1  Basic Concepts of Data

1.1 What Is Data

Data are recorded facts, observations, and measurements about entities in the world. An entity can be a customer, a transaction, a sensor reading, a tweet, a product, a delivery route, or an employee’s response to a survey item. Each measurement is a single fact about a single entity at a single moment. A dataset is an organised collection of such measurements.

NoteA working definition

Data are symbolic representations of facts, events, or measurements, stored in a form that can be communicated, processed, and analysed. The symbols may be numbers (revenue of ₹4.2 crore), text (a product review), images (a photograph of a defect), timestamps, or categories.

ImportantData are not the same as truth

Data are representations. A recorded temperature of 36.7 °C is a representation of a body temperature at a moment, produced by a particular thermometer under particular conditions. Errors of measurement, of recording, of transmission, and of interpretation are always possible. Analytics therefore begins with the recognition that data describe the world imperfectly.

1.2 The DIKW Hierarchy

The Data-Information-Knowledge-Wisdom hierarchy is the most widely cited model of how raw observations become useful in decision-making. Each tier adds context, pattern, or judgement to the tier below.

flowchart BT
  D[Data: raw observations] --> I[Information: data + context]
  I --> K[Knowledge: information + pattern]
  K --> W[Wisdom: knowledge + judgement]

NoteEach tier in concrete terms

Data: “1250, 1340, 1180, 1420, 1375.” Numbers without labels or units.

Information: “Daily active users on the Flipkart grocery app in Bengaluru on the first five days of February 2026 were 1250, 1340, 1180, 1420, 1375.” The same numbers gain a unit, a scope, and a time window.

Knowledge: “Bengaluru daily active users grew 10 percent week-on-week during the February promotional campaign, and growth was concentrated in the 25-to-34 age group.” A pattern has been extracted by aggregation and comparison.

Wisdom: “Given that the 25-to-34 segment responds strongly to weekday promotions but not to weekend promotions, the next campaign should concentrate on Tuesday and Wednesday pushes.” A decision has been formed by combining the pattern with business context.

TipWhy the hierarchy matters for analytics

Most analytical value is created in the transitions between tiers: from data to information (cleaning, labelling, contextualising), from information to knowledge (summarising, modelling, testing), and from knowledge to wisdom (interpretation, action, governance). Almost every chapter of this book describes techniques for one of these transitions.

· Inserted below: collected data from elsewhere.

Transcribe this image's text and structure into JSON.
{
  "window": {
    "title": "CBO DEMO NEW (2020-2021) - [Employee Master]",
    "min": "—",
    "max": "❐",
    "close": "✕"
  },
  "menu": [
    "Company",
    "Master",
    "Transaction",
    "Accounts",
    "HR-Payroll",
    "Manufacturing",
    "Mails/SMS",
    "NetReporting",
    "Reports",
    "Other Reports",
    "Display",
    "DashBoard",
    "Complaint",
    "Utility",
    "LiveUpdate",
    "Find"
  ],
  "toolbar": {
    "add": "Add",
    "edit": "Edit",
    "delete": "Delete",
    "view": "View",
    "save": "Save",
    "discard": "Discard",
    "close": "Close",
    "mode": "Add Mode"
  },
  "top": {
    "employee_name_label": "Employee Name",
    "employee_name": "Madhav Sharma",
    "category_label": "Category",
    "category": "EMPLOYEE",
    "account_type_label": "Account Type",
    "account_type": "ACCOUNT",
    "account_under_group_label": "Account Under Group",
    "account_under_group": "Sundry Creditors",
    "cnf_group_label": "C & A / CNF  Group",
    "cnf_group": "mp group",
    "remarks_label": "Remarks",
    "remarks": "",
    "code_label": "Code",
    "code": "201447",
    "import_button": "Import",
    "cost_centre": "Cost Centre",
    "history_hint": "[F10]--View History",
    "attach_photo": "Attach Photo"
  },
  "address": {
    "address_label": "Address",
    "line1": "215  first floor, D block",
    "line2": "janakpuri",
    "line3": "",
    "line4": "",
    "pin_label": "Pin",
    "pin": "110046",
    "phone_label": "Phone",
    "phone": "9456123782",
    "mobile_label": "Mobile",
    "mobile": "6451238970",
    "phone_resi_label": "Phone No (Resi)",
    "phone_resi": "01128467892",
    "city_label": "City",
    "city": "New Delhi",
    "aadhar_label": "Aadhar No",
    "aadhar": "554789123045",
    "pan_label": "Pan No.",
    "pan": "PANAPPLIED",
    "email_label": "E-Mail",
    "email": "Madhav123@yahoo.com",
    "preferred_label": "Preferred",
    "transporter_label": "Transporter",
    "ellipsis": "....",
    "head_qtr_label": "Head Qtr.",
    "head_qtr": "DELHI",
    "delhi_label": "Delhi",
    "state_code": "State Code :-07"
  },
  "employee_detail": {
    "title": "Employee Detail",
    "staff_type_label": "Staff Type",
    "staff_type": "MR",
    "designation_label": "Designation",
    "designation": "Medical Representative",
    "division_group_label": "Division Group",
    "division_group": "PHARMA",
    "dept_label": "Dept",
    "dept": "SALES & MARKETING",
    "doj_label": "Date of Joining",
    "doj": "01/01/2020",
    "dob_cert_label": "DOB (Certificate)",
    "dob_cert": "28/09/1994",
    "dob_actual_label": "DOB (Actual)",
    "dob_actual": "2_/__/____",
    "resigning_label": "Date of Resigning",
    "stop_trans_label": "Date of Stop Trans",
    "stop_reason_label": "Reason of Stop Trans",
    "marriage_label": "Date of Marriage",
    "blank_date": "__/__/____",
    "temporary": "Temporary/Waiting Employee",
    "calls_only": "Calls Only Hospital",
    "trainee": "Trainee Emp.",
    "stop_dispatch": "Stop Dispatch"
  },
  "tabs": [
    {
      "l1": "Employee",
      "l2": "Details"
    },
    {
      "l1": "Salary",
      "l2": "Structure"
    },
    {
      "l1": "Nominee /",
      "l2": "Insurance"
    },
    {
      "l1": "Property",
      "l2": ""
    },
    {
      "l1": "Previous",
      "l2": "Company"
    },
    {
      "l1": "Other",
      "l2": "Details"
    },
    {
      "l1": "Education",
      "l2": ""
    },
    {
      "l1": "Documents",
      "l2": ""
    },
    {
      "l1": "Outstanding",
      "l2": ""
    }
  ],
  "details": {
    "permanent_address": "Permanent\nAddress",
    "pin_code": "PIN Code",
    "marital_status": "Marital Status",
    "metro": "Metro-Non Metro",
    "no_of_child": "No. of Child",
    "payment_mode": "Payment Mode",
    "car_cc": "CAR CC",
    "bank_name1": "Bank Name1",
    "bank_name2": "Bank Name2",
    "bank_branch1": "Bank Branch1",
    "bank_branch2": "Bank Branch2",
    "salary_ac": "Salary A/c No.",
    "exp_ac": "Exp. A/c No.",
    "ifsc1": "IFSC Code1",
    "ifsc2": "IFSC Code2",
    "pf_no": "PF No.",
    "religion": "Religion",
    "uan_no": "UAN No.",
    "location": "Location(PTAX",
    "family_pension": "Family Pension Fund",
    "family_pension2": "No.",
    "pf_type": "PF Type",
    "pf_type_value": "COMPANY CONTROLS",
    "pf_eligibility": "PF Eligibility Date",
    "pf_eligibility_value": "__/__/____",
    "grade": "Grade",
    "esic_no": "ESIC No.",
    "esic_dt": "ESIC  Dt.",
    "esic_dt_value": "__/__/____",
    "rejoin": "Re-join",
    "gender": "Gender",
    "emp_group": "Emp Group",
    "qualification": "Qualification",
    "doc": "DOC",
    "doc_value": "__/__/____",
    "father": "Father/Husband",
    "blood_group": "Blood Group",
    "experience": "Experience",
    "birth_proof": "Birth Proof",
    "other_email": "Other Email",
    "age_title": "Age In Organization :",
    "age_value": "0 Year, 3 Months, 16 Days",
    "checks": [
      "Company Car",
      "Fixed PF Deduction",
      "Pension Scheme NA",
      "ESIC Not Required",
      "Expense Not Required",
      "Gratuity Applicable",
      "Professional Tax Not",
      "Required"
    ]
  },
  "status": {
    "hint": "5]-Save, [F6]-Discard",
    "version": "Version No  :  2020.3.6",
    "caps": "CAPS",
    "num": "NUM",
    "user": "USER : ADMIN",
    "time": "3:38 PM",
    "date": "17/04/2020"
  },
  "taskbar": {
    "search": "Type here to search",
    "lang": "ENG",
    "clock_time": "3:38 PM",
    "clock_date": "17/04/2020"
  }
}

1.3 Quantitative and Qualitative Data

The first and most general classification of data distinguishes the numeric from the non-numeric.

NoteQuantitative data

Numeric measurements on which arithmetic operations are meaningful. Examples: monthly revenue, customer age, number of transactions, product rating on a 1-to-5 scale treated as interval, latency in milliseconds.

NoteQualitative data

Non-numeric observations that describe qualities, categories, or narratives. Examples: product category, customer feedback text, colour of a delivery bike, interview transcripts, images of store shelves.

Chapter 6 refines the quantitative side into four levels of measurement (nominal, ordinal, interval, ratio), a distinction that governs which statistical operations are valid on a given variable.

WarningNumeric does not mean quantitative

An Aadhaar number, a pincode, and a customer ID are stored as digits but they do not support arithmetic. Adding two pincodes is meaningless. Whether data are quantitative is a question of meaning, not of storage format.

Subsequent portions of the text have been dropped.